The Role of the Contracting Officer
As indicated above, federal contracting officers have far more influence on a purchasing decision than commercial purchasing agents. Contracting officers ensure that buys are made within the rules although the end user usually makes the final purchasing decision. A dialogue concerning a typical federal buy might go like this:
End user to contracting officer: "I have met with an IT company that has the solution to my problem and no one else has what they can offer. I have the $250,000 in my budget to buy their solution. I have a specification that I developed with their help. I am under the gun from above to get this problem solved; can we get them a contract within a week or so?"
Contracting officer: "You have got to be kidding. Let's start with the basics. There are probably a number of companies that can solve your problem. I should have known about this requirement months ago. We can probably get this done in a month or so but you are going to have to get quotes from at least two other companies. You are going to have to play by the rules. Does the company you've been talking to have a GSA Schedule or any other multiple vendor contracts for IT services?"
End user: "I will check but I don't think so. Can't we just go sole source?"

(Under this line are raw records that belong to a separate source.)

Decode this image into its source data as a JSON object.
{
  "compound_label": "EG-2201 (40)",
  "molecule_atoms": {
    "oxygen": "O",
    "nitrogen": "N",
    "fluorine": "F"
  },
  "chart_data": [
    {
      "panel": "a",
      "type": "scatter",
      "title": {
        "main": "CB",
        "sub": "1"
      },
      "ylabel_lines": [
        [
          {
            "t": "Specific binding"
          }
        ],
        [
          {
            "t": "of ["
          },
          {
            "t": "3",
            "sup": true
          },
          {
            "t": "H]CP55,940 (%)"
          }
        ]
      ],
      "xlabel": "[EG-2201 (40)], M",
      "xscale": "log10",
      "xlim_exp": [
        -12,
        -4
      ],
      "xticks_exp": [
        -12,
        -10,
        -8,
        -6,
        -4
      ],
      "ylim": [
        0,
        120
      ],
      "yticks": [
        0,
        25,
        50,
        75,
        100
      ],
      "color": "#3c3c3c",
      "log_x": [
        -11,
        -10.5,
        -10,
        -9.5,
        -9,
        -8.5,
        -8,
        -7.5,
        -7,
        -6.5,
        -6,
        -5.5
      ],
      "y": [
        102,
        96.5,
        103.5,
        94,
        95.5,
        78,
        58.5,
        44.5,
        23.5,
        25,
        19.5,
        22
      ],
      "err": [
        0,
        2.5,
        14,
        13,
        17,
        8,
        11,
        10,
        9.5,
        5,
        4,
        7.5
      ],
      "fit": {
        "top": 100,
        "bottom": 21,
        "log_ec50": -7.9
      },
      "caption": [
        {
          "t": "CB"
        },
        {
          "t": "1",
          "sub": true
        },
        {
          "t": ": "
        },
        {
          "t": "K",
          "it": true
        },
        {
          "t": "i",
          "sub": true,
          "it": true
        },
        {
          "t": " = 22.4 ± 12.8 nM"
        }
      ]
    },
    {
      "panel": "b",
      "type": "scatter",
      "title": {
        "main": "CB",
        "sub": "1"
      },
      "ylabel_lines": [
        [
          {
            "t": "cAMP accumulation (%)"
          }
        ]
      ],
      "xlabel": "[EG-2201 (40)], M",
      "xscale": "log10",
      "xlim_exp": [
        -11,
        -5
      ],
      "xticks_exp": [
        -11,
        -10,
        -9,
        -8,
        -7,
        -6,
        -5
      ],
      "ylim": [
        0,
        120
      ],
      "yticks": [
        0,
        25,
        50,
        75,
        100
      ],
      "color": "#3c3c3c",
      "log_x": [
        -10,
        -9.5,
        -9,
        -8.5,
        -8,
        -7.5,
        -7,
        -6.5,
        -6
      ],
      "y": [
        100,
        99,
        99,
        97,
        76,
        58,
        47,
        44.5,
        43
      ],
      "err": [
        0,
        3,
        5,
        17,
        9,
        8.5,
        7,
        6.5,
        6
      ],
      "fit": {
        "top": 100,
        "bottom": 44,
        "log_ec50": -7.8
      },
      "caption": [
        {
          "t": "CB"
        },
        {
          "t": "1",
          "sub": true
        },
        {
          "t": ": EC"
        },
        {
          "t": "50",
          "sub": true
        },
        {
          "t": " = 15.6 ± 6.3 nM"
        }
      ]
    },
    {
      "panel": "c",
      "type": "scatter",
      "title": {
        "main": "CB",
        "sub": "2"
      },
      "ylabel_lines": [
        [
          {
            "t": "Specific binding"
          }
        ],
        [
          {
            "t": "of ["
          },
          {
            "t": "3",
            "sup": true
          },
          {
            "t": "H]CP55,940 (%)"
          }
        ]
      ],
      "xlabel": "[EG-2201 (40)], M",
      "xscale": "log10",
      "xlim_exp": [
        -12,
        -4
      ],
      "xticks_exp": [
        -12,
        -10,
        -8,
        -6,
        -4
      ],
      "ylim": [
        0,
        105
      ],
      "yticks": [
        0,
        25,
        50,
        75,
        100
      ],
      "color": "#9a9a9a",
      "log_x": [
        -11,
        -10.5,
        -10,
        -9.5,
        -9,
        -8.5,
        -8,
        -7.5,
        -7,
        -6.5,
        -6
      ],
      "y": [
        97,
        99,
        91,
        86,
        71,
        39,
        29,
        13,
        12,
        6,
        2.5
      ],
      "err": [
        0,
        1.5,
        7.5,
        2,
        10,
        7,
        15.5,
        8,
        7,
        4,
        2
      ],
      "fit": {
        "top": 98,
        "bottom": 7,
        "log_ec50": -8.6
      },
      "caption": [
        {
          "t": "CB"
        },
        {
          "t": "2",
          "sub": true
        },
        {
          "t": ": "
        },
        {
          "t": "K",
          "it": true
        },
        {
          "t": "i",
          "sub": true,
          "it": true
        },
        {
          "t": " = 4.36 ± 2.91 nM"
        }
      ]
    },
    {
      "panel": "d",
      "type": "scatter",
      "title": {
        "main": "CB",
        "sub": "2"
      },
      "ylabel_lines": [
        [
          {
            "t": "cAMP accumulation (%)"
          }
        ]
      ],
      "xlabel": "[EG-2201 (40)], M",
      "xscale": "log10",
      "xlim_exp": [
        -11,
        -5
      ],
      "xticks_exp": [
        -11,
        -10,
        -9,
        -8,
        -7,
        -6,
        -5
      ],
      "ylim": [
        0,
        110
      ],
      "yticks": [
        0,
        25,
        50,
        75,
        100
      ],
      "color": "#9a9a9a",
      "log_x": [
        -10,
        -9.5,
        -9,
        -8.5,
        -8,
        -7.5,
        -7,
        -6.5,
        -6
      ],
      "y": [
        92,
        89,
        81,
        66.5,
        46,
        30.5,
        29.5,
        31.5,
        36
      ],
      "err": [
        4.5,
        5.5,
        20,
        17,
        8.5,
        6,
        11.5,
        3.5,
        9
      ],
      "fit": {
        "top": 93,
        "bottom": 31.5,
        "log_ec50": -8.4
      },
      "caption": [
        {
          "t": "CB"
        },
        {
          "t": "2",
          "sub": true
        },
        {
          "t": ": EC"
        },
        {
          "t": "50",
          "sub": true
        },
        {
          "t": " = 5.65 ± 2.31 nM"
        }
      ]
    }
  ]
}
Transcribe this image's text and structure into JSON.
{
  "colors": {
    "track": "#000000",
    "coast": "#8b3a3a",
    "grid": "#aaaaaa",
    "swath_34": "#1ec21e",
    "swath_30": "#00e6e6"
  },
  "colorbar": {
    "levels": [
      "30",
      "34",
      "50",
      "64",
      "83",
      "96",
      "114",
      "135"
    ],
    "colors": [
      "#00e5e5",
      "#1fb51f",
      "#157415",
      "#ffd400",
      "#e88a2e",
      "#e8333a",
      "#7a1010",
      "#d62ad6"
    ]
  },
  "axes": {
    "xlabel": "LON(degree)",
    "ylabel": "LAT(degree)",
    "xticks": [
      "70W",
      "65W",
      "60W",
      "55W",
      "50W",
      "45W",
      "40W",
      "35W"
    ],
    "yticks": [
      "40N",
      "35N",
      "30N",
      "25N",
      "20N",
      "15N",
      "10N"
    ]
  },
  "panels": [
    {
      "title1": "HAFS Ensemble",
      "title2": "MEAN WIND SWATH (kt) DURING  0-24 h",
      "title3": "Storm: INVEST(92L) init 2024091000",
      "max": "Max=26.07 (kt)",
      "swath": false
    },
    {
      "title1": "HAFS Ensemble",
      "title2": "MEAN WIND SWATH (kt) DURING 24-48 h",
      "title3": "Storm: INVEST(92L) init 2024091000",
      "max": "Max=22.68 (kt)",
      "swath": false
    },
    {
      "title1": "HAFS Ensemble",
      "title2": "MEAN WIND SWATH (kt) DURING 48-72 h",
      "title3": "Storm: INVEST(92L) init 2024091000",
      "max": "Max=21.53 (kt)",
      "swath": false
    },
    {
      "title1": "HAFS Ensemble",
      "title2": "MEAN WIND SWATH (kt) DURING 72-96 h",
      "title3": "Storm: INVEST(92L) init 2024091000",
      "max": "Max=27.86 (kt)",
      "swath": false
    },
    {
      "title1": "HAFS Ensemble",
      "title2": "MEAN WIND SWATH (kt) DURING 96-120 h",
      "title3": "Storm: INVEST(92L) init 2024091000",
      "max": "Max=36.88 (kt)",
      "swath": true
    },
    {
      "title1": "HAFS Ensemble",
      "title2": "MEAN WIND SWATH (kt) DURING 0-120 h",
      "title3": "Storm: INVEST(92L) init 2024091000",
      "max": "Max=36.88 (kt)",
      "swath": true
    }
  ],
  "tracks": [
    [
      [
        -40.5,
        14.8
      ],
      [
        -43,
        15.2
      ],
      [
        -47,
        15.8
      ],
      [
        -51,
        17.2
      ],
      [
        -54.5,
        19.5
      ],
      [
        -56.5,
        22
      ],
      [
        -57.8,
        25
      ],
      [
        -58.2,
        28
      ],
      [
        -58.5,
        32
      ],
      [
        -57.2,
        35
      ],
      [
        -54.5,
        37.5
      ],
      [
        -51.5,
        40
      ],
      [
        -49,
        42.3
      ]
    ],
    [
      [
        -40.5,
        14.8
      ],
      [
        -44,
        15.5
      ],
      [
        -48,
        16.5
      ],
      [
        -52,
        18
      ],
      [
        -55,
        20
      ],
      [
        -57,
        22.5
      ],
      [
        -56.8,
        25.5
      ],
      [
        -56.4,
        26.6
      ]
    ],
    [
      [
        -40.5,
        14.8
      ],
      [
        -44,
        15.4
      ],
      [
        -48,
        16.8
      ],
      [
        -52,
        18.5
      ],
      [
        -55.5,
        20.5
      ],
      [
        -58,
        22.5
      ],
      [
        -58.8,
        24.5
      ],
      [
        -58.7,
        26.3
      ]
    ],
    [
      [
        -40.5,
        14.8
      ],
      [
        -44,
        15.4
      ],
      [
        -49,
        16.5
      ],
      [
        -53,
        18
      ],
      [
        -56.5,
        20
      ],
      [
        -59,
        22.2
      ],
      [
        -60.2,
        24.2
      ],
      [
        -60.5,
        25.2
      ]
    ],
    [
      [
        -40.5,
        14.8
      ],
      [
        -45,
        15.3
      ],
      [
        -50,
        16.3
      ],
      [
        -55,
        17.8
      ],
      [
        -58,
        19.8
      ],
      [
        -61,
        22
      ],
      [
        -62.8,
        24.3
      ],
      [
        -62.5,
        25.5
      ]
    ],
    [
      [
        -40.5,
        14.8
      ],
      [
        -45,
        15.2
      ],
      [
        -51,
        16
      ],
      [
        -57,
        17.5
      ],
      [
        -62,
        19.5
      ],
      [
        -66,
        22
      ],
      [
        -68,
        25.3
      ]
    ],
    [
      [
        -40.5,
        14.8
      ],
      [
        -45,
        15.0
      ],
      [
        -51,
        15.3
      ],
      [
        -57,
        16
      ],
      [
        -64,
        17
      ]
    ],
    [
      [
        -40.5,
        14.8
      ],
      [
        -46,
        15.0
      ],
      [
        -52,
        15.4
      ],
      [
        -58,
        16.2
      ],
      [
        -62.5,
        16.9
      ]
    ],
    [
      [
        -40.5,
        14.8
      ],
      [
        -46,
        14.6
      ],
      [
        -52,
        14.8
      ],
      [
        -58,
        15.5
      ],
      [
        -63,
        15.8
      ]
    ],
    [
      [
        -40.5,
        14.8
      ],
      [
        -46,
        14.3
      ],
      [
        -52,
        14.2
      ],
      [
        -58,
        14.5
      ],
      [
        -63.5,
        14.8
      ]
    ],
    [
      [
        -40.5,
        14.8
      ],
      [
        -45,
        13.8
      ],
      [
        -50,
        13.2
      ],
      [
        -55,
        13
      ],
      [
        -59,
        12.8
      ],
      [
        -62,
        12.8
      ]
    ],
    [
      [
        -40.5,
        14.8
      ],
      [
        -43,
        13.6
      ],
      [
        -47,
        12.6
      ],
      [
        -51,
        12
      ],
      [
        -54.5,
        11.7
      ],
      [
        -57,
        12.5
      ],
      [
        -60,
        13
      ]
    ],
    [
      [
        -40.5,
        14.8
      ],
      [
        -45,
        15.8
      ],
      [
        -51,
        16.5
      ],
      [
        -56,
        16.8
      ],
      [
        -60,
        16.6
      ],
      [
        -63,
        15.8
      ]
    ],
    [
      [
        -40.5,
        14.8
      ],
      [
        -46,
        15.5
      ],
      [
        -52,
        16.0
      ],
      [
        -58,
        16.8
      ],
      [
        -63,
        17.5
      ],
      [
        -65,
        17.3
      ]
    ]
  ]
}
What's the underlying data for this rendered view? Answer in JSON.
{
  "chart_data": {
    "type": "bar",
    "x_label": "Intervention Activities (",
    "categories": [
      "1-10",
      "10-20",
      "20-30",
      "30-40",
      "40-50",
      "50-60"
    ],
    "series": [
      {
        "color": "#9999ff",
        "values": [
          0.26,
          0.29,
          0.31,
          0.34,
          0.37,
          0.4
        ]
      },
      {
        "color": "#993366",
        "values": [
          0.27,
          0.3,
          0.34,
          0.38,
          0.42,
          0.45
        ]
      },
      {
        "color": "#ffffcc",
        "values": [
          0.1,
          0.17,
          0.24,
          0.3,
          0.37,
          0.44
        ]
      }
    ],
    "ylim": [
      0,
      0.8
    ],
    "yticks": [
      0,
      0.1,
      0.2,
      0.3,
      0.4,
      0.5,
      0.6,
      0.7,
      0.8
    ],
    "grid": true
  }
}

Contracting officer: "No, we can't. It doesn't appear that what the company offers is particularly unique and, even if it were, the process of getting sole-source approval would probably take three to four months. We may be able to tack this on as a subcontract with our prime IT vendor. But I am going to have to insist that the prime vendor get bids from two more companies. Get back to me with an answer to the GSA Schedule question. We can work together to get this done but we have to have competition within the rules."
End user: "I appreciate your help. But my boss is not going to be happy. We need this as soon as possible."
Contracting officer: "Your boss knows the rules. He and I have been through this before. Have him call me if I need to refresh his understanding of the rules."